Kabini Rumors

Page 16 - Seeking answers? Join the AnandTech community: where nearly half-a-million members share solutions and discuss the latest tech.

mrmt

Diamond Member
Aug 18, 2012
3,974
0
76
Automated processes enable the scope and the schedule to do things that would not otherwise be feasible within the given cost envelope.

Isn't this like the subpar material you use in an engineering project, but one that allows *much* lower costs or time to build? I can see where this is going, and I agree with you that synthesis will play a much bigger role in the lagging edge of the market.

But what about the bleeding edge? When you have Qualcomm, Apple or Intel R&D budget, why wouldn't you go to a mixed mode, meaning crafting by hand a few critical parts and leave simpler things (cache, crossbars) to synthesis tools.

Or did I get you wrong and do you think that somehow even bleeding edge players will rely on synthesis tools for their designs?
 

NTMBK

Lifer
Nov 14, 2011
10,269
5,134
136
Let's be realistic here. Jaguar is a nice improvement over Bobcat, but it is just that: an improved Bobcat. That is, an affordable low-power x86 CPU with adequate performance. It will be vastly better for FP and multithreaded workloads, but single-threaded integer it will be a 35-40% improvement. It certainly is no Wunderwaffe which will magically make AMD competitive in the enthusiast market again. Its competition is Silvermont Atom and ARM, not Ivy Bridge or Haswell.

I'd argue it will certainly go toe to toe with the lower end IBs and Haswells- the Celerons and Pentiums of the world. (Probably not the i3s, and definitely not the i5s and i7s.) But generally speaking, yeah, it's a "good enough" cheap chip aimed at the budget market.
 

Idontcare

Elite Member
Oct 10, 1999
21,118
58
91
Isn't this like the subpar material you use in an engineering project, but one that allows *much* lower costs or time to build? I can see where this is going, and I agree with you that synthesis will play a much bigger role in the lagging edge of the market.

But what about the bleeding edge? When you have Qualcomm, Apple or Intel R&D budget, why wouldn't you go to a mixed mode, meaning crafting by hand a few critical parts and leave simpler things (cache, crossbars) to synthesis tools.

Or did I get you wrong and do you think that somehow even bleeding edge players will rely on synthesis tools for their designs?

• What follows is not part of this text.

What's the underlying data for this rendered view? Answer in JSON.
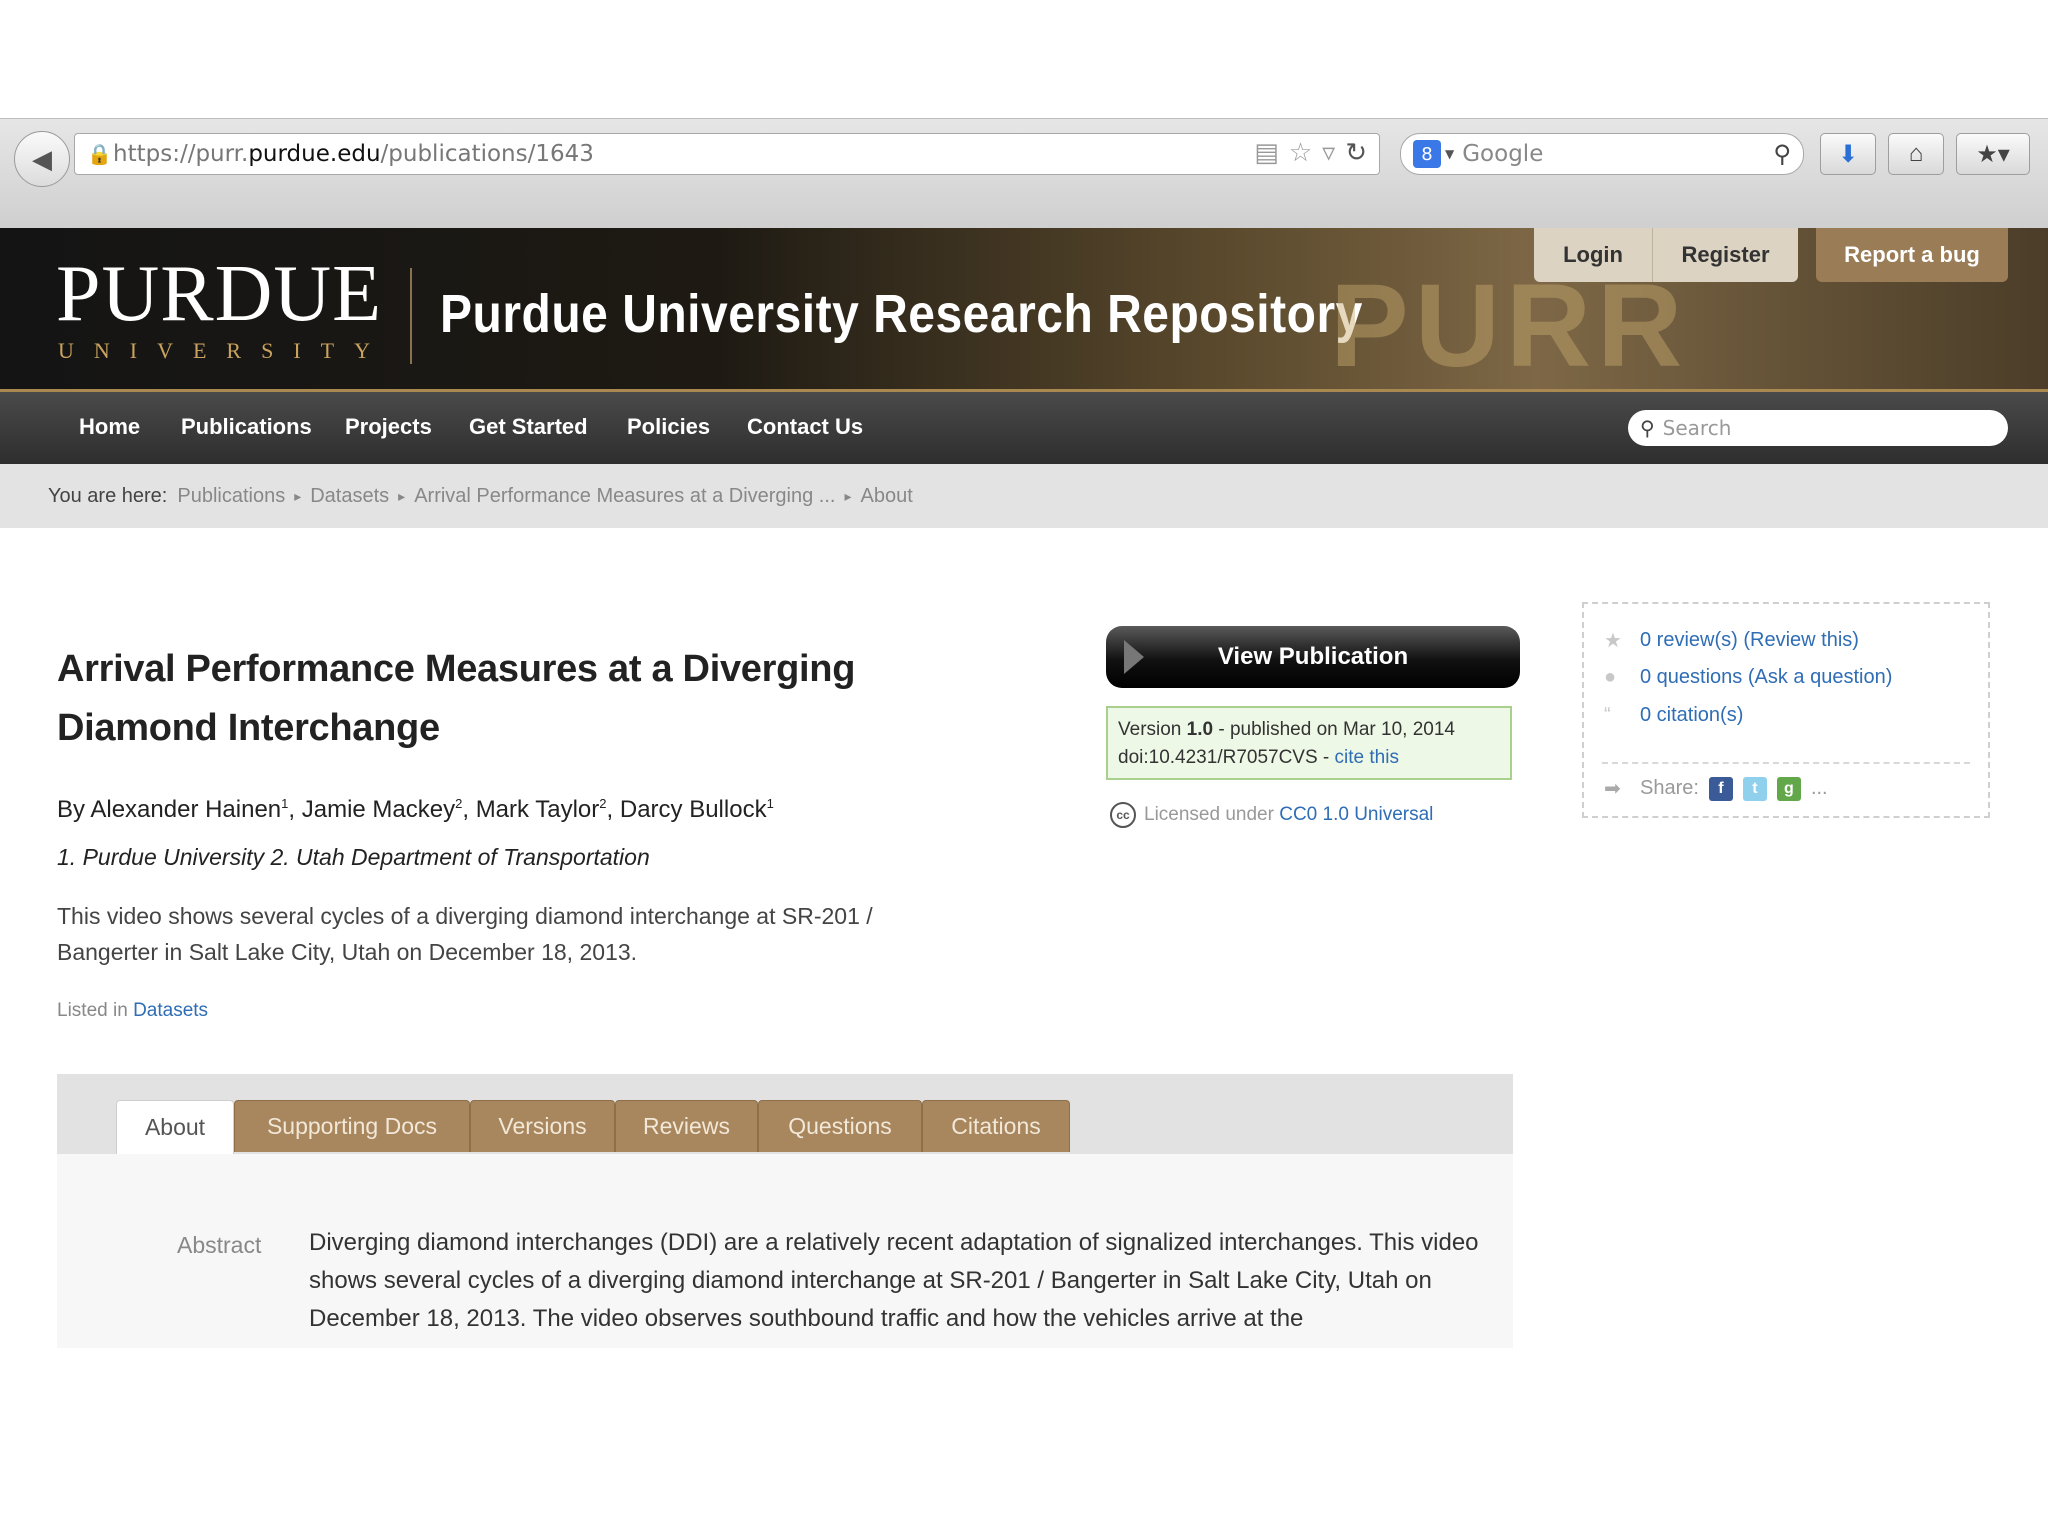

I think in time, as the tools and the computers running the tools get faster and better, you will see even the bleeding edge migrate to fully-synthesized designs. It is just a matter of time IMO.

In the interim, of course hand-design is going to beat the machines (until the machines get better) and provided you have the cash to fund hand-design teams and timelines then it will continue to be in your best interest to do so.

If you step back and think about it, it really is no different than the fundamentals that go into the decision to remain an IDM for yet-another-node-cycle versus throwing in the towel and becoming fabless (or starting out that way).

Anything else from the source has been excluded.